Mais c’est une exception culturelle que le monde entier vous envie…

 

En réalité, il faudrait repenser la fiscalité pour combattre les inégalités de revenus liées à la robotisation. Sur le plan politique il est peut-être plus acceptable et donc plus facilement réalisable à long terme de taxer les robots plutôt que les hauts revenus en disent ses concepteurs. Et contrairement à l’impôt sur le revenu, il ne s’agirait pas d'un impôt sur le « succès humain ».

Or, quoiqu’on en dise, il conduirait pourtant d’une manière ou d’une autre à augmenter les impôts des hauts revenus dans la mesure où ils proviennent d’activités dans lesquels les robots remplacent les hommes.
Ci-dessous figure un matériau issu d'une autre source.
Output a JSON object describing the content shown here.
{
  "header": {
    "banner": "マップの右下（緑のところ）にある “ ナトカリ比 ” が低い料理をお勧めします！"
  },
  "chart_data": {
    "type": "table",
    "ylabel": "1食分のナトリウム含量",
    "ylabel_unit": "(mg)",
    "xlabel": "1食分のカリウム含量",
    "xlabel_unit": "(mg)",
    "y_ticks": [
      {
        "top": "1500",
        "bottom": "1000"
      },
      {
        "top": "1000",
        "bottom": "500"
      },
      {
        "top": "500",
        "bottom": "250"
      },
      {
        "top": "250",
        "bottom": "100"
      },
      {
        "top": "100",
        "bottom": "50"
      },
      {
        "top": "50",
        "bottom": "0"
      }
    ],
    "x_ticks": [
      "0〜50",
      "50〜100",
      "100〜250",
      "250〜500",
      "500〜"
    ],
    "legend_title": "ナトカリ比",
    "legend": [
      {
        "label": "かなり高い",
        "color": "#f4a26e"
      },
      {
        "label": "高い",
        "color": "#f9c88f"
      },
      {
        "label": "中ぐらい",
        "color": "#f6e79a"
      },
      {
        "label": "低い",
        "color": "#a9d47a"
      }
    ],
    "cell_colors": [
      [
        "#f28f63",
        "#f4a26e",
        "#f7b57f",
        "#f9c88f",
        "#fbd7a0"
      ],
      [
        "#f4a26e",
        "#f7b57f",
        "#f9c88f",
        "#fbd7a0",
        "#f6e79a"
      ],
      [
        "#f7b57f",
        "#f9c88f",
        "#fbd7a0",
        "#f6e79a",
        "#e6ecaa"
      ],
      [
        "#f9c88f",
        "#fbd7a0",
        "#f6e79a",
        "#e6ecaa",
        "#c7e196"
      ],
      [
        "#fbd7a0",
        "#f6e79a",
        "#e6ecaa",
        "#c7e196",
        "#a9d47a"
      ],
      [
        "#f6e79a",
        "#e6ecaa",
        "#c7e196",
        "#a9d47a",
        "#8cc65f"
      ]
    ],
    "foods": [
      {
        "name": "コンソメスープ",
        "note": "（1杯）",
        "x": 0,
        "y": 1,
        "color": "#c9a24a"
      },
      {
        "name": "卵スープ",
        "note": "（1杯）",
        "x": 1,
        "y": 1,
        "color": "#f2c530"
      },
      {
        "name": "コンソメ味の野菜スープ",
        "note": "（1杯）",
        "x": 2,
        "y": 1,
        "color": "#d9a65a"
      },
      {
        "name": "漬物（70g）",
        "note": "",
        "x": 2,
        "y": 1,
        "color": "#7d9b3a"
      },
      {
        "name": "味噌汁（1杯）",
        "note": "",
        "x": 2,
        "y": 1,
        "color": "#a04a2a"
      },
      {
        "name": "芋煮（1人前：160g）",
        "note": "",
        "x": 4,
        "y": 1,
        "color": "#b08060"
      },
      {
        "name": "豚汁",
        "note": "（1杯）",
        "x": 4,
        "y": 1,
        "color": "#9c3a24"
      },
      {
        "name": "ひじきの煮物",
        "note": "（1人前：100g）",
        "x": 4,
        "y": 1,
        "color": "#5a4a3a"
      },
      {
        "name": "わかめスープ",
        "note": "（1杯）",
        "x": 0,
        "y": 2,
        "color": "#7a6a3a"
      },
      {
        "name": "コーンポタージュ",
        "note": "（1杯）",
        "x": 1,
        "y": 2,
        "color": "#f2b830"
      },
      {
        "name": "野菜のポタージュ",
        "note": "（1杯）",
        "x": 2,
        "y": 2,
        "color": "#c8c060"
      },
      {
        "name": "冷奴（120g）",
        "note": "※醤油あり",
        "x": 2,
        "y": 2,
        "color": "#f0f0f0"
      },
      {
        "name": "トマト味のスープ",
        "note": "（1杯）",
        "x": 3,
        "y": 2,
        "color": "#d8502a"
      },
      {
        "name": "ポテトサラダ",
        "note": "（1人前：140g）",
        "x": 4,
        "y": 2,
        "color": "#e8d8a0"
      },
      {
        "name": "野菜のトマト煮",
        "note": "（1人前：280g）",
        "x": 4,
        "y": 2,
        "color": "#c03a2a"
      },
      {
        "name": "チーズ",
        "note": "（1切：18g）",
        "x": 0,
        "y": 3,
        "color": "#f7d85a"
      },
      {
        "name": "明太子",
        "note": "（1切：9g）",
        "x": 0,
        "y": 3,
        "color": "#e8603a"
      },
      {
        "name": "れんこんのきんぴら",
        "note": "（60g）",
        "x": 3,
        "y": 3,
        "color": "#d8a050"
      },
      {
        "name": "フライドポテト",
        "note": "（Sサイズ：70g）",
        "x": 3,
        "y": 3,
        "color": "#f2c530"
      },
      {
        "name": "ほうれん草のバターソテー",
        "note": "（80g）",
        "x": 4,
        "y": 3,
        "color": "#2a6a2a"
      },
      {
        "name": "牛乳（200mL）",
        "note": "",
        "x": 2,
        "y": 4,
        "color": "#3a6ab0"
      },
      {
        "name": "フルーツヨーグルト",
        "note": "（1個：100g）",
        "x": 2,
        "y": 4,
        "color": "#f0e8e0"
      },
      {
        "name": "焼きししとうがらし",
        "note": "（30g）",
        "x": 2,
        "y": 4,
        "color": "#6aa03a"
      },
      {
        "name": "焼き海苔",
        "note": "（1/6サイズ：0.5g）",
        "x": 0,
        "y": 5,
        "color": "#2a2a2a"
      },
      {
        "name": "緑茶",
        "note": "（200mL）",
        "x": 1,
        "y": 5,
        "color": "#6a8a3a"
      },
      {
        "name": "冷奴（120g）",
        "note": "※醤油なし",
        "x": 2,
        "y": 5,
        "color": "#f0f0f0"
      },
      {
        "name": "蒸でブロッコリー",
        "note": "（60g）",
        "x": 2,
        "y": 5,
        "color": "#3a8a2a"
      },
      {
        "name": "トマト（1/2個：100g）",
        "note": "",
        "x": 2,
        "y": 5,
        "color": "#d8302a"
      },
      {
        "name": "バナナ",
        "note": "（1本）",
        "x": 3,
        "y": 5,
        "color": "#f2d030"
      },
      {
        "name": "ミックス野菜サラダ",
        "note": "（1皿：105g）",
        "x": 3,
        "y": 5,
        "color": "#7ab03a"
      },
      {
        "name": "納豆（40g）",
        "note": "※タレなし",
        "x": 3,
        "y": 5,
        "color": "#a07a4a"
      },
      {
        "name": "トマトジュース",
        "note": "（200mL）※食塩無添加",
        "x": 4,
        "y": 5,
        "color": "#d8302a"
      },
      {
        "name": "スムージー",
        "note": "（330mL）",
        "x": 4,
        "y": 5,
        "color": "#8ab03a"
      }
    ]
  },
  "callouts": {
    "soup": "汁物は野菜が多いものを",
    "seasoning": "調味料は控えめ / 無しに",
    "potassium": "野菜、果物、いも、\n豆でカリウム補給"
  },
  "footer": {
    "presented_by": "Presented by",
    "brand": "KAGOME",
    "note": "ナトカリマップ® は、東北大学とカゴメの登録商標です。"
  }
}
Dès lors, un impôt modéré sur les robots, même une taxe temporaire pour ralentir l’adoption de technologies susceptibles d’entraîner des troubles sociaux, paraît un élément naturel dans une politique qui vise à combattre la hausse des inégalités.

Les sommes récoltées pourraient servir à garantir un revenu minimum aux personnes qui ont perdu leur emploi en raison de la robotisation et se trouvent en reconversion professionnelle. Ce qui serait « conforme » à notre sens de la justice et du coup pourrait être une solution durable.

 

C’est en tout cas et de très loin le concept le plus intelligent que j’ai trouvé sur le sujet, très loin des braillards, autistes-trisomiques et dogmatiques, qui pullulent depuis peu dans le paysage politique du pays.

Pour ma part, je pense que s’il s’agit de réformer la fiscalité (le vieux serpent-des-mers du pays), il s’agirait de simplifier, d’innover à la marge quand c’est possible, de rééquilibrer entre impôts directs et taxes indirectes (ces dernières étant actuellement les plus lourdes parce que les plus « invisibles ») et de « libérer » les initiatives économiques (autre monstre du Loch-Ness de la politique).

L’initiative économique est à la source des créations de richesses, des richesses qui se redistribuent par diverses voies, et notamment la création de nouveaux emplois.

Rappelons qu’un chômeur de moins, c’est un allocataire de moins à financer et, cerise sur le gâteau, c’est un cotisant de plus.

Mais en « Gauloisie-frénétique », il semble qu’on préfère taxer toujours plus, quitte à créer des pôvres, pour mieux pouvoir les subventionner.

Si encore les recettes accrues équilibraient les dépenses accrues, mais même pas…

C’est là qu’est la trisomie-politique dont il faudra bien se défaire un jour où l’autre.